The major catalyst on the horizon is the CLARITY Act. A Senate markup is expected before the end of April. Standard Chartered analysts project that if the bill advances, it could unlock $4 to $8 billion in institutional flows . Polymarket gives the bill a 60-66% chance of passing in 2026. If the CLARITY Act classifies XRP as a non-security (commodity), the institutional floodgates will open, likely overwhelming the $1.45 supply wall instantly.

Is XRP a Good Investment in 2026?

Given all this data, is XRP a good investment? The answer depends entirely on your risk tolerance and time horizon.

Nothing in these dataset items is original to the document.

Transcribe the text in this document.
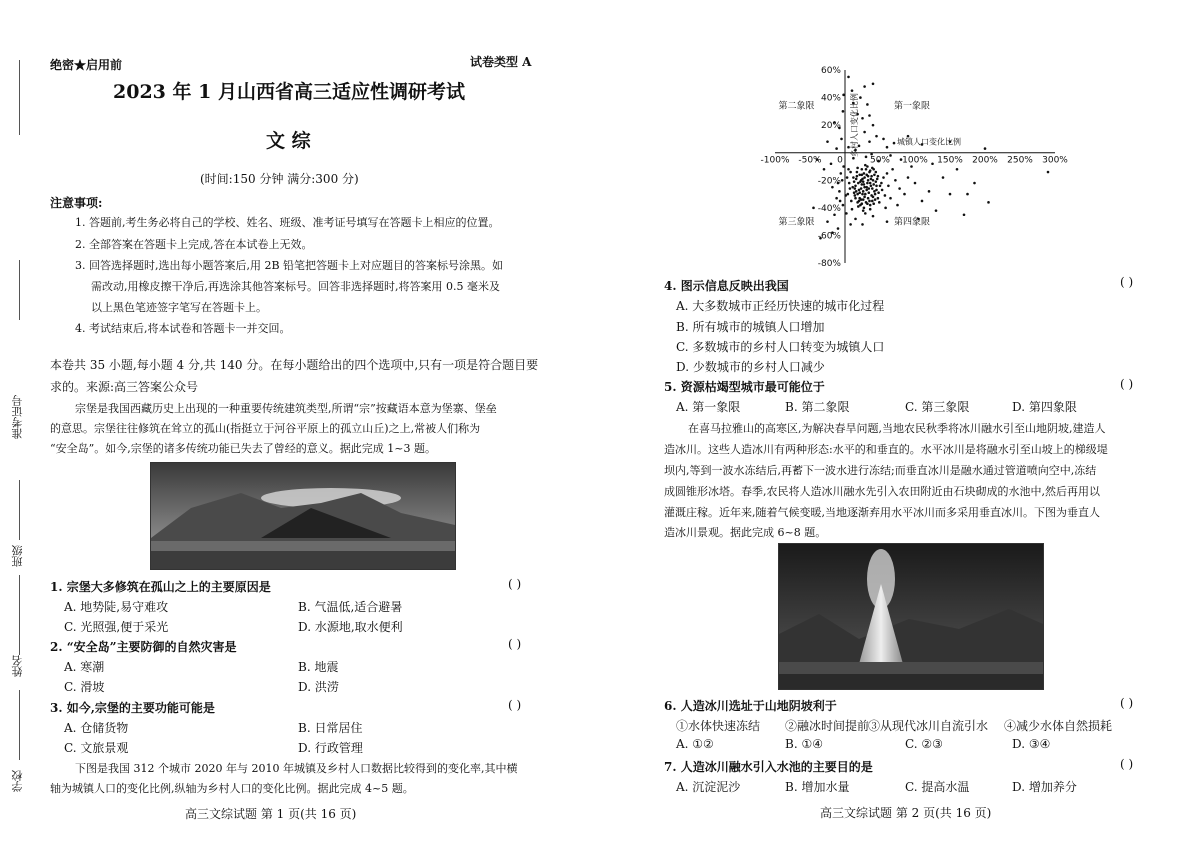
准考证号
班级
姓名
学校
绝密★启用前	试卷类型 A
2023 年 1 月山西省高三适应性调研考试
文 综
(时间:150 分钟 满分:300 分)
注意事项:
1. 答题前,考生务必将自己的学校、姓名、班级、准考证号填写在答题卡上相应的位置。
2. 全部答案在答题卡上完成,答在本试卷上无效。
3. 回答选择题时,选出每小题答案后,用 2B 铅笔把答题卡上对应题目的答案标号涂黑。如
需改动,用橡皮擦干净后,再选涂其他答案标号。回答非选择题时,将答案用 0.5 毫米及
以上黑色笔迹签字笔写在答题卡上。
4. 考试结束后,将本试卷和答题卡一并交回。
本卷共 35 小题,每小题 4 分,共 140 分。在每小题给出的四个选项中,只有一项是符合题目要
求的。来源:高三答案公众号
宗堡是我国西藏历史上出现的一种重要传统建筑类型,所谓“宗”按藏语本意为堡寨、堡垒
的意思。宗堡往往修筑在耸立的孤山(指挺立于河谷平原上的孤立山丘)之上,常被人们称为
“安全岛”。如今,宗堡的诸多传统功能已失去了曾经的意义。据此完成 1~3 题。
1. 宗堡大多修筑在孤山之上的主要原因是	( )
A. 地势陡,易守难攻	B. 气温低,适合避暑
C. 光照强,便于采光	D. 水源地,取水便利
2. “安全岛”主要防御的自然灾害是	( )
A. 寒潮	B. 地震
C. 滑坡	D. 洪涝
3. 如今,宗堡的主要功能可能是	( )
A. 仓储货物	B. 日常居住
C. 文旅景观	D. 行政管理
下图是我国 312 个城市 2020 年与 2010 年城镇及乡村人口数据比较得到的变化率,其中横
轴为城镇人口的变化比例,纵轴为乡村人口的变化比例。据此完成 4~5 题。
高三文综试题 第 1 页(共 16 页)
-100% -50% 0	50% 100% 150% 200% 250% 300%
60%
40%
20%
-20%
-40%
-60%
-80%
城镇人口变化比例
乡村人口变化比例	第一象限
第二象限
第三象限	第四象限
4. 图示信息反映出我国	( )
A. 大多数城市正经历快速的城市化过程
B. 所有城市的城镇人口增加
C. 多数城市的乡村人口转变为城镇人口
D. 少数城市的乡村人口减少
5. 资源枯竭型城市最可能位于	( )
A. 第一象限	B. 第二象限	C. 第三象限	D. 第四象限
在喜马拉雅山的高寒区,为解决春旱问题,当地农民秋季将冰川融水引至山地阴坡,建造人
造冰川。这些人造冰川有两种形态:水平的和垂直的。水平冰川是将融水引至山坡上的梯级堤
坝内,等到一波水冻结后,再蓄下一波水进行冻结;而垂直冰川是融水通过管道喷向空中,冻结
成圆锥形冰塔。春季,农民将人造冰川融水先引入农田附近由石块砌成的水池中,然后再用以
灌溉庄稼。近年来,随着气候变暖,当地逐渐弃用水平冰川而多采用垂直冰川。下图为垂直人
造冰川景观。据此完成 6~8 题。
6. 人造冰川选址于山地阴坡利于	( )
①水体快速冻结 ②融冰时间提前
③从现代冰川自流引水 ④减少水体自然损耗
A. ①②	B. ①④	C. ②③	D. ③④
7. 人造冰川融水引入水池的主要目的是	( )
A. 沉淀泥沙	B. 增加水量	C. 提高水温	D. 增加养分
高三文综试题 第 2 页(共 16 页)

The Bull Case (Why it is a good investment): The risk/reward ratio is asymmetrical to the upside. The price is near multi-year lows relative to its utility. Whale selling has stopped, ETF demand is rising, and the network is expanding (8 million wallets, quantum resistance roadmap). If the CLARITY Act passes, XRP could realistically trade between $1.60 and $1.80 in the short term, with a potential run to $3.00+ if the lawsuit is officially dropped.The Risk Case (Why it is NOT a good investment): There is a clear resistance wall at $1.45. If the CLARITY Act fails or is delayed past May (due to midterm election dynamics), the "buy the rumor, sell the news" dynamic could reverse. If the price fails to break $1.45 and loses support at $1.33, a drop back to $1.15 is technically possible .

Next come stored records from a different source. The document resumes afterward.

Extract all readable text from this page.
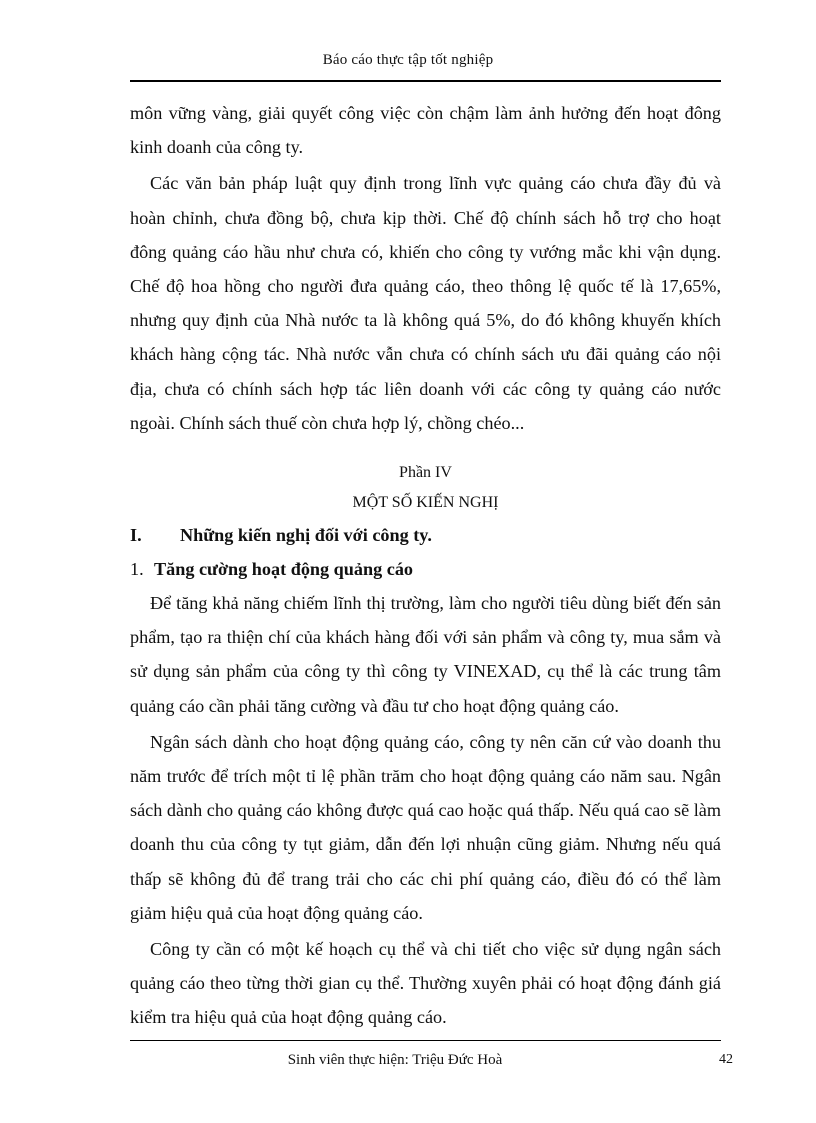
Báo cáo thực tập tốt nghiệp

môn vững vàng, giải quyết công việc còn chậm làm ảnh hưởng đến hoạt đông kinh doanh của công ty.

Các văn bản pháp luật quy định trong lĩnh vực quảng cáo chưa đầy đủ và hoàn chỉnh, chưa đồng bộ, chưa kịp thời. Chế độ chính sách hỗ trợ cho hoạt đông quảng cáo hầu như chưa có, khiến cho công ty vướng mắc khi vận dụng. Chế độ hoa hồng cho người đưa quảng cáo, theo thông lệ quốc tế là 17,65%, nhưng quy định của Nhà nước ta là không quá 5%, do đó không khuyến khích khách hàng cộng tác. Nhà nước vẫn chưa có chính sách ưu đãi quảng cáo nội địa, chưa có chính sách hợp tác liên doanh với các công ty quảng cáo nước ngoài. Chính sách thuế còn chưa hợp lý, chồng chéo...

Phần IV

MỘT SỐ KIẾN NGHỊ

I.	Những kiến nghị đối với công ty.
1. Tăng cường hoạt động quảng cáo

Để tăng khả năng chiếm lĩnh thị trường, làm cho người tiêu dùng biết đến sản phẩm, tạo ra thiện chí của khách hàng đối với sản phẩm và công ty, mua sắm và sử dụng sản phẩm của công ty thì công ty VINEXAD, cụ thể là các trung tâm quảng cáo cần phải tăng cường và đầu tư cho hoạt động quảng cáo.

Ngân sách dành cho hoạt động quảng cáo, công ty nên căn cứ vào doanh thu năm trước để trích một tỉ lệ phần trăm cho hoạt động quảng cáo năm sau. Ngân sách dành cho quảng cáo không được quá cao hoặc quá thấp. Nếu quá cao sẽ làm doanh thu của công ty tụt giảm, dẫn đến lợi nhuận cũng giảm. Nhưng nếu quá thấp sẽ không đủ để trang trải cho các chi phí quảng cáo, điều đó có thể làm giảm hiệu quả của hoạt động quảng cáo.

Công ty cần có một kế hoạch cụ thể và chi tiết cho việc sử dụng ngân sách quảng cáo theo từng thời gian cụ thể. Thường xuyên phải có hoạt động đánh giá kiểm tra hiệu quả của hoạt động quảng cáo.

Sinh viên thực hiện: Triệu Đức Hoà	42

Verdict: XRP is a speculative buy for traders looking for a volatility spike. It is a hold for current investors. For new investors, it is only a good investment if you believe in regulatory clarity within the next 30 days. Technically, waiting for a confirmed break above $1.55 (to avoid the fakeout) is safer than buying at $1.43.

FAQ

Q: Will XRP go up if the CLARITY Act passes?

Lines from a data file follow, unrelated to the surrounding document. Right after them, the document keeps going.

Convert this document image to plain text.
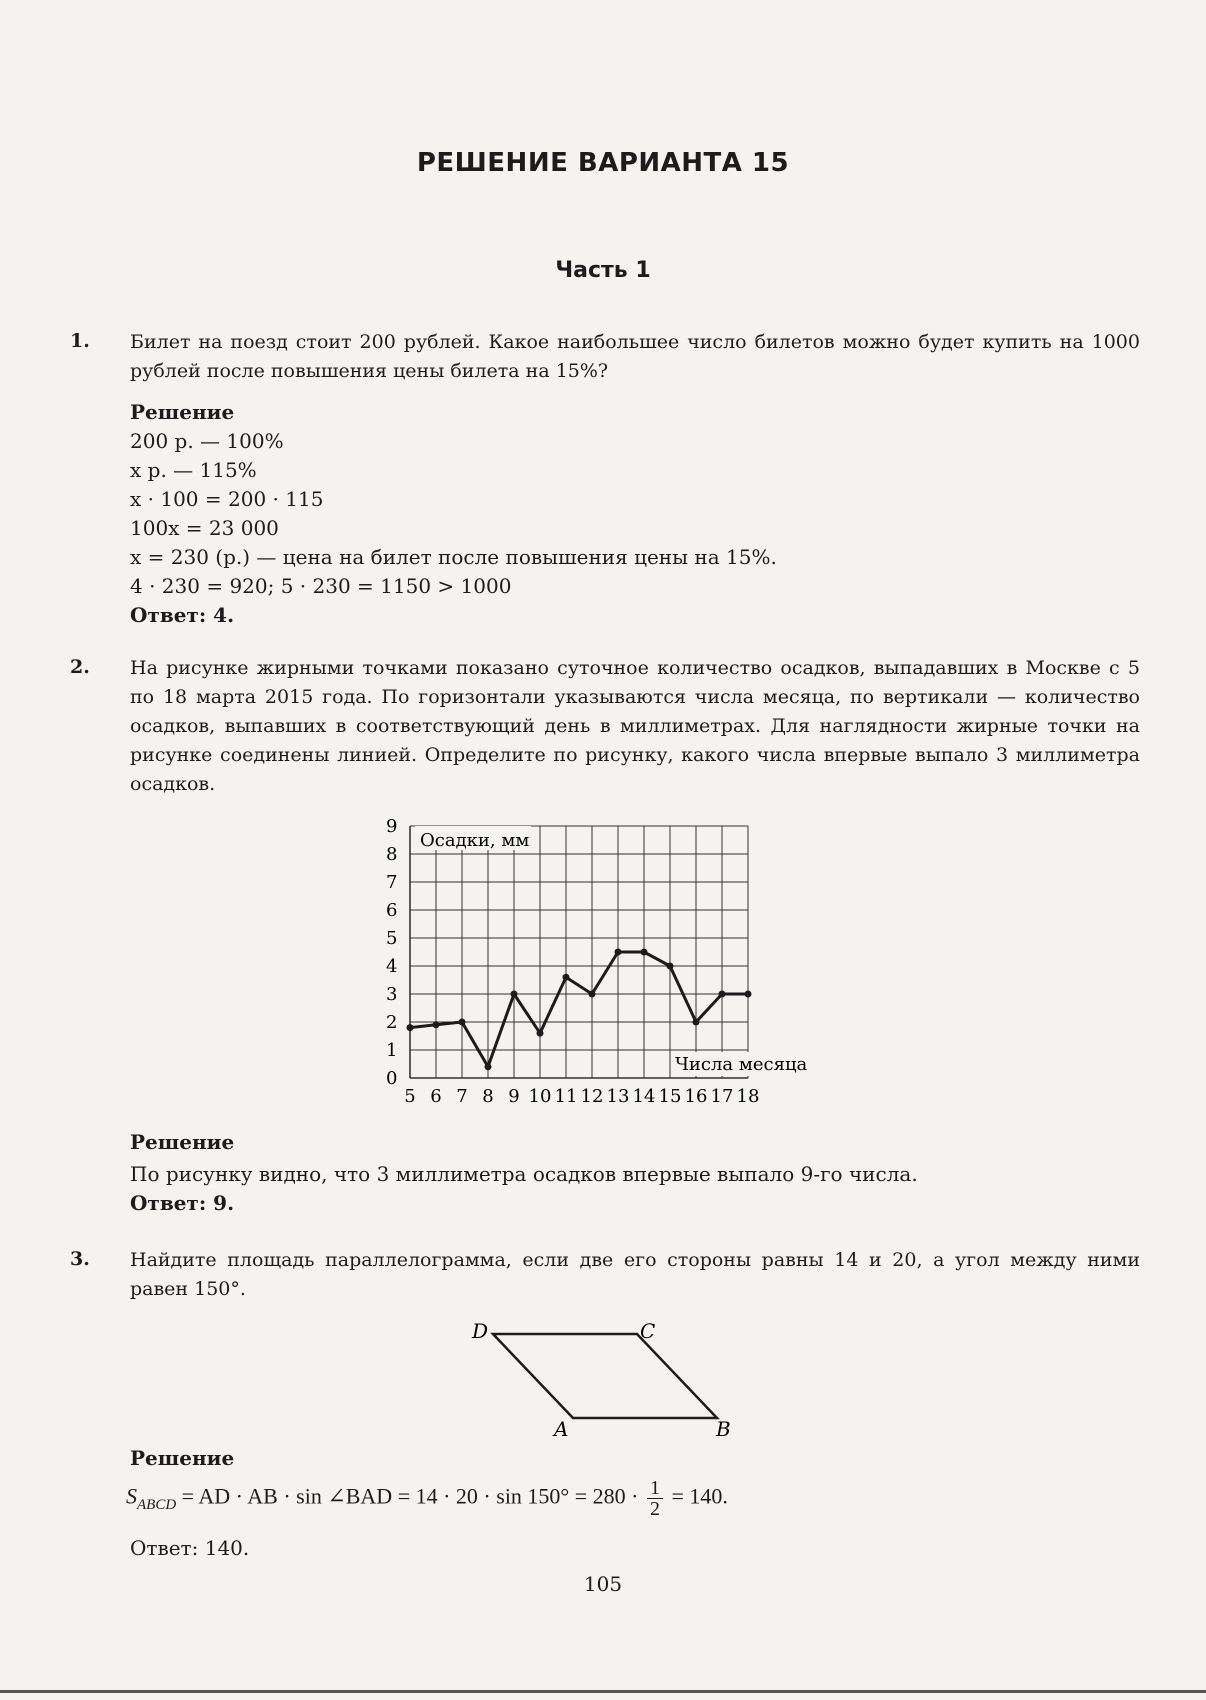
РЕШЕНИЕ ВАРИАНТА 15
Часть 1
1. Билет на поезд стоит 200 рублей. Какое наибольшее число билетов можно будет купить на 1000 рублей после повышения цены билета на 15%?
Решение
200 р. — 100%
x р. — 115%
x · 100 = 200 · 115
100x = 23 000
x = 230 (р.) — цена на билет после повышения цены на 15%.
4 · 230 = 920; 5 · 230 = 1150 > 1000
Ответ: 4.
2. На рисунке жирными точками показано суточное количество осадков, выпадавших в Москве с 5 по 18 марта 2015 года. По горизонтали указываются числа месяца, по вертикали — количество осадков, выпавших в соответствующий день в миллиметрах. Для наглядности жирные точки на рисунке соединены линией. Определите по рисунку, какого числа впервые выпало 3 миллиметра осадков.
0
1
2
3
4
5
6
7
8
9
5 6 7 8 9 10 11 12 13 14 15 16 17 18
Осадки, мм
Числа месяца
Решение
По рисунку видно, что 3 миллиметра осадков впервые выпало 9-го числа.
Ответ: 9.
3. Найдите площадь параллелограмма, если две его стороны равны 14 и 20, а угол между ними равен 150°.
D	C
A	B
Решение
$S_{ABCD}$ = AD · AB · sin ∠BAD = $14 \cdot 20 \cdot \sin 150^\circ = 280 \cdot \frac{1}{2} = 140$.
Ответ: 140.
105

A: Yes, historically. Analysts predict that if the CLARITY Act passes, signaling that XRP is a commodity, it would remove the regulatory overhang. This could trigger a surge in institutional buying, pushing the price from the current $1.43 range to test the $1.80 - $2.00 resistance levels quickly.

Q: Why is XRP dropping when Bitcoin is going up?

A: XRP has specific supply dynamics. Unlike Bitcoin, which has a fixed supply issuance, XRP faces periodic sell-pressure from Ripple's treasury wallets used to fund ODL (liquidity) services. Additionally, the $1.45 "break-even" wall causes XRP to drop relative to BTC when short-term traders exit.

Q: Is a volatility spike imminent for XRP?

A: Yes. The Bollinger Bands on the daily chart are squeezing. The price is stuck between support at $1.33 and resistance at $1.45. Historically, when XRP volume surges 23% in a week (as it did on April 21), it precedes a violent move. The direction depends on whether the $1.45 resistance breaks.

Q: What is the XRP ETF netflow status?

A: As of late April 2026, XRP ETFs are seeing positive netflows. The US ETFs recorded a single week inflow of $119.6 million in mid-April. Cumulative inflows are strong at $12.8 billion, indicating that institutions are accumulating during this dip, which is a long-term bullish signal for price stabilization.

Q: Is XRP a good investment for beginners?

A: XRP is less volatile than "meme coins" but more volatile than Bitcoin. For beginners, it is a moderate-risk investment. Its value is tied to real utility (bank payments). However, beginners should wait to see if the price can close a weekly candle above $1.55 before entering, to avoid buying into the current resistance wall.

Disclaimer: None of the information in this article constitutes, or is intended to constitute, investment advice. Trading cryptocurrencies carries a high level of risk and may not be suitable for all investors. Always do your own research.